Interview current users using the soft-launched Black Board application through the My Phoenix student portal. Gather and present the insights along with suggestions and next steps for C-suite executives. Our purpose was to determine if the application could be released as a solution across all of the University of Phoenix.  
I was the lead visual designer on this project and one of the UX researchers.* I took all the key research that we, as a team, synthesized and made it into an easily digestible, aesthetically pleasing slide deck. This slide deck was presented by the VP of Experience.  

*My formal position at University of Phoenix was: UX Designer. However, my vast design skillsets were utilized in many ways inside and outside of UX work during my tenure.  

Product & Team Information

Designed in Adobe Illustrator. Tested in a state-of-the-art on-site testing lab.
At the University of Phoenix, the UX team had the unique privilege of having a state-of-the-art user research and design lab. The lab had a collection of rooms that housed state-of-the-art tech to assist the team in making the most user-friendly solutions.

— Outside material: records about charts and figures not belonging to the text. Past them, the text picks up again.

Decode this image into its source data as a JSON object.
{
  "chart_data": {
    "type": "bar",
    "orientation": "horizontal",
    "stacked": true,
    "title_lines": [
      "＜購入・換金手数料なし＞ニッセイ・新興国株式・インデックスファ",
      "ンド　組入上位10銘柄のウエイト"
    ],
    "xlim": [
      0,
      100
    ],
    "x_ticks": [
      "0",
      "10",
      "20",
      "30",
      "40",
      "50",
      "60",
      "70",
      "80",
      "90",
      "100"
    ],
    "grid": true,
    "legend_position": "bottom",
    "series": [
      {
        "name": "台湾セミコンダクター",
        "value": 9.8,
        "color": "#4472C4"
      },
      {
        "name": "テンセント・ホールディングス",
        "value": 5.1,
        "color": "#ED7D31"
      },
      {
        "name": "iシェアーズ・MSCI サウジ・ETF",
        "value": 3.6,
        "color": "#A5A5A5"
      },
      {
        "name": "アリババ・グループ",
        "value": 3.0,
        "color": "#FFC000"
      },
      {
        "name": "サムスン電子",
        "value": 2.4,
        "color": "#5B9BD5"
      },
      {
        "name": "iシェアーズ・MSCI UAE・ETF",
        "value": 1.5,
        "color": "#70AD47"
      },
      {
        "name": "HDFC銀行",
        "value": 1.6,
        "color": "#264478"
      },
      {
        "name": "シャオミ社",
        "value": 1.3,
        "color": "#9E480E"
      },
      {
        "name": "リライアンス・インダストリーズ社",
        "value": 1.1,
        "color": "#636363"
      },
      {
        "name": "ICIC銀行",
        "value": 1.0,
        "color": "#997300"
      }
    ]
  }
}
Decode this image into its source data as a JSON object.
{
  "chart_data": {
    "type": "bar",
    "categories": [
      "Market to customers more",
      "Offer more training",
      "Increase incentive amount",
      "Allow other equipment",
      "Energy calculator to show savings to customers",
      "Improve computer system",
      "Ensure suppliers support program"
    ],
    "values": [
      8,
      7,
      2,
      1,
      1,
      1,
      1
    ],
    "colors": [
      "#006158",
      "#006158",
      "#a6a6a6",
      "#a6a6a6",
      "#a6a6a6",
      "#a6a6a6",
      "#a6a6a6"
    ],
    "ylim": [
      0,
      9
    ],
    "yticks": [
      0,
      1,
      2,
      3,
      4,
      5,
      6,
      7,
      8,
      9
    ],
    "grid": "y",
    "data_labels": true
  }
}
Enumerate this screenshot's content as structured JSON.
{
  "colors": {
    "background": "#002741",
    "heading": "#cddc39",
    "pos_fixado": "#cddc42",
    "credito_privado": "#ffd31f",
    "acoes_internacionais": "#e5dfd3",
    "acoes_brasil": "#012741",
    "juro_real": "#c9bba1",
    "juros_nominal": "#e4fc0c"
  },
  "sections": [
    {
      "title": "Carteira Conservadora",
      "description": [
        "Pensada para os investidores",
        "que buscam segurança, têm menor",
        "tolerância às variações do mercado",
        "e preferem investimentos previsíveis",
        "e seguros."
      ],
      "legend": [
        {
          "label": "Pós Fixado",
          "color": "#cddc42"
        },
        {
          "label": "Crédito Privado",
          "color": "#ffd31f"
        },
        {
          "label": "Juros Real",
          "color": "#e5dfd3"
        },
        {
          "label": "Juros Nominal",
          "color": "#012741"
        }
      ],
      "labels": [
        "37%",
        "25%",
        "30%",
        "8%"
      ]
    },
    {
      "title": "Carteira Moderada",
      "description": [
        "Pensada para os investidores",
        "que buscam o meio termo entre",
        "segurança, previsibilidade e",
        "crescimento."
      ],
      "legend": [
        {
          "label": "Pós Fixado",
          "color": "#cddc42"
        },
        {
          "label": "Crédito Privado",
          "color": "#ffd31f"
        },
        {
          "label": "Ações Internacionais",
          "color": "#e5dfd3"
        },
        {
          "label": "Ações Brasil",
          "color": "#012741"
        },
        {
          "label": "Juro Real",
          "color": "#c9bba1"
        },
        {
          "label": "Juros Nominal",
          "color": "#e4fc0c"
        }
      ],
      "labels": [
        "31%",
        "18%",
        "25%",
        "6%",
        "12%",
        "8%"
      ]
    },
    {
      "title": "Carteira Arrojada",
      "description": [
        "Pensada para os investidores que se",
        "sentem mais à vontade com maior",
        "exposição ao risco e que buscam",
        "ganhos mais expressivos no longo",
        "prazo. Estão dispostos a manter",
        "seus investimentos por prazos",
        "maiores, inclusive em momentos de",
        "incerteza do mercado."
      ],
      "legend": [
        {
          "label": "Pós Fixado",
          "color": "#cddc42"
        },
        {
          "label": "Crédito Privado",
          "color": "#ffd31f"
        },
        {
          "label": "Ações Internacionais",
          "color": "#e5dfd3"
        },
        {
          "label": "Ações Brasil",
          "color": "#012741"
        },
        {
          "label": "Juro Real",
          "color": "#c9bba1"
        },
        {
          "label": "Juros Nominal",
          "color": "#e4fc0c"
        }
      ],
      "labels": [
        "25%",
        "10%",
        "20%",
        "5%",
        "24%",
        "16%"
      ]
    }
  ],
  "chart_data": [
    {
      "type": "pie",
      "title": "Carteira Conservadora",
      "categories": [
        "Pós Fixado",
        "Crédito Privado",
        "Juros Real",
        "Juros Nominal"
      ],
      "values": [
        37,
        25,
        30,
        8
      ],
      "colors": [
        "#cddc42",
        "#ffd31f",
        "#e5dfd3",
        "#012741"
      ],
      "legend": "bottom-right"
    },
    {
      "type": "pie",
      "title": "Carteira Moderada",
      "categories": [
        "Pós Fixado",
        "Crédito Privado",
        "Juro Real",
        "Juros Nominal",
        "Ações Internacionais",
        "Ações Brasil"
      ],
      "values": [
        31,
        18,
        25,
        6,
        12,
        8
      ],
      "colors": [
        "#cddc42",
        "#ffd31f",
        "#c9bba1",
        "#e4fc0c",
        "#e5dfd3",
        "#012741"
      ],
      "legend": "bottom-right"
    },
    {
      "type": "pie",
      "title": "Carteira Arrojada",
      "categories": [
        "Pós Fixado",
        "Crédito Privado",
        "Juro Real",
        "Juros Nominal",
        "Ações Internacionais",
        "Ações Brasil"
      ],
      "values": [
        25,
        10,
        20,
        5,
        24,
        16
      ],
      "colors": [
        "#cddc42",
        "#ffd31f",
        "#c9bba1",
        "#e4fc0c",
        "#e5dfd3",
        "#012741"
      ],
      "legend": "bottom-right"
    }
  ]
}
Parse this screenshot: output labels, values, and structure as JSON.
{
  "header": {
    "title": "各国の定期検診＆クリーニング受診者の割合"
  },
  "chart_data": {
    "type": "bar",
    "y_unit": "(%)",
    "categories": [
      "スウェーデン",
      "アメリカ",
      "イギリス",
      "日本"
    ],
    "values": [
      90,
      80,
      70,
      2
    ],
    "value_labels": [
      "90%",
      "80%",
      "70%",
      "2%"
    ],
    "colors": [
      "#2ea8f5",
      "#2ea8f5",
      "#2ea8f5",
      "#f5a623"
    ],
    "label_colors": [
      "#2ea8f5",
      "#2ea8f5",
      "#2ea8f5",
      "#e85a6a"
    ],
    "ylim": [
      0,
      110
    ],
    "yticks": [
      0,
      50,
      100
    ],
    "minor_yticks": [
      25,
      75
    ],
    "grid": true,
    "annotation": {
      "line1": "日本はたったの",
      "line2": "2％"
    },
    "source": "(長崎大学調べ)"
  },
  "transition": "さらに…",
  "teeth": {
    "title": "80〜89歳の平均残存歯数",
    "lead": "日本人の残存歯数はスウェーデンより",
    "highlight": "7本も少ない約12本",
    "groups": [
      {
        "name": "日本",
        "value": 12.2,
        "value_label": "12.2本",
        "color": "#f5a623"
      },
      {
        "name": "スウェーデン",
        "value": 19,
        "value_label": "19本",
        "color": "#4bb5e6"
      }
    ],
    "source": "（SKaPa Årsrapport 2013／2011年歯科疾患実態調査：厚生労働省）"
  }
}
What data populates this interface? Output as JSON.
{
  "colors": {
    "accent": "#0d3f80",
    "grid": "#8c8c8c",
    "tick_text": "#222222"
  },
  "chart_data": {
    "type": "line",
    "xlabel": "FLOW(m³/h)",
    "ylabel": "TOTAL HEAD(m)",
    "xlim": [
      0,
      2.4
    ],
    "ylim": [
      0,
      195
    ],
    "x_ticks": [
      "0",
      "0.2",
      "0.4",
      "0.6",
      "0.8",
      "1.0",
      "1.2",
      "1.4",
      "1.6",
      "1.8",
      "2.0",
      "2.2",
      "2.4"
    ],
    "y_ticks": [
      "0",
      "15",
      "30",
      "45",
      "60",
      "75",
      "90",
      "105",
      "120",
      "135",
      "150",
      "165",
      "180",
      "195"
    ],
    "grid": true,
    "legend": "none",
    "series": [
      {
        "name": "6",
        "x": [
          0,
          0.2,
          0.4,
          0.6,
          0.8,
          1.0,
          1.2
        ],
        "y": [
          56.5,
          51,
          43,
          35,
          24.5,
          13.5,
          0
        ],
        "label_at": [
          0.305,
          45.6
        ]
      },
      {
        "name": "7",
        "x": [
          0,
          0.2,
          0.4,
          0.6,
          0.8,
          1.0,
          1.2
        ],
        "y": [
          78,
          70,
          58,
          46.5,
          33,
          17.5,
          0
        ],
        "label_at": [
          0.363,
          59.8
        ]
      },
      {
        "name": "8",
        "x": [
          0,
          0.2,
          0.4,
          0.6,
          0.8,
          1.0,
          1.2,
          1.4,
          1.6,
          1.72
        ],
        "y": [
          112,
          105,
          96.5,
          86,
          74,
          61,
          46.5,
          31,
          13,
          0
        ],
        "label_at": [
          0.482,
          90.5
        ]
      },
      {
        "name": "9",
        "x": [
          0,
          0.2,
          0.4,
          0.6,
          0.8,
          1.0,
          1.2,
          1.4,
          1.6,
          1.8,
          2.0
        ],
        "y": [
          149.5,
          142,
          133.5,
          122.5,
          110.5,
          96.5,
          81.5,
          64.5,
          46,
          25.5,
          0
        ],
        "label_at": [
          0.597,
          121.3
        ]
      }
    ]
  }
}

There, we could use rooms that had floor-to-ceiling whiteboards to draw and brainstorm ideas. Multiple monitors where we could share our solutions. Both of these things helped when we used the lab for user testing. We could use one of the monitors to watch the camera looking at the user's facial reactions and another monitor to watch what they were doing on the desktop screen. We could use the whiteboard walls to record the most valued feedback we found from each test. 
The lab had the most advanced technology to watch and test users. We have three testing rooms that were designed to collect the most information from the users. They had multiple cameras and microphones, one-way windows, and multiple types of desktops, tablets, and phones to conduct the tests on.  
The team consisted of three UX designers and three full-time UX researchers. Despite having a full-time research team, the UX design team often did tests on their own.  In one of the most rigorous testing cycles, the UX team tested 15 users in two-hour individual testing cycles over the course of three weeks.
After our research was completed, we would share our results and findings with the company.  Having advanced skills in infographics, I would often turn the results into quick, easy-to-understand, eye-catching infographics. They made such a statement about the company that I was quickly being approached by higher leadership to create company-wide infographic presentations for any and all data sets. These infographics were shared through presentations or displayed on walls. 
Ironically,  infographic creation and UX design have a lot of things in common. The users and the viewers are both trying to accomplish a goal quickly and efficiently to get to the desired end result. In infographics, this means that the graphics need to be clear, easy to read, and quick to consume. Viewers should be able to easily understand the data displayed without any sense that they are solving a puzzle. It needs to be a quick, concise read that will give them the information they are looking for. 
For this project specifically, the research team, along with myself, were tasked to interview and user test current users who were given a beta-test or soft-launched version of BlackBoard inside the MyPhoenix student portal. Students were working 75% of the time on the Blackboard application, working with classmates, submitting assignments, and communicating with instructors. Our purpose was to determine if the application could be released as a solution across all of the University of Phoenix.  After multiple rounds of interviews and testing, it was determined that Blackboard was not a user-friendly solution. I created this presentation on the team's behalf for the VP of Experience to present to the C-suite executives. This presentation showed our findings and emphasized that we did not recommend moving forward with launching the software across the university until many issues were fixed.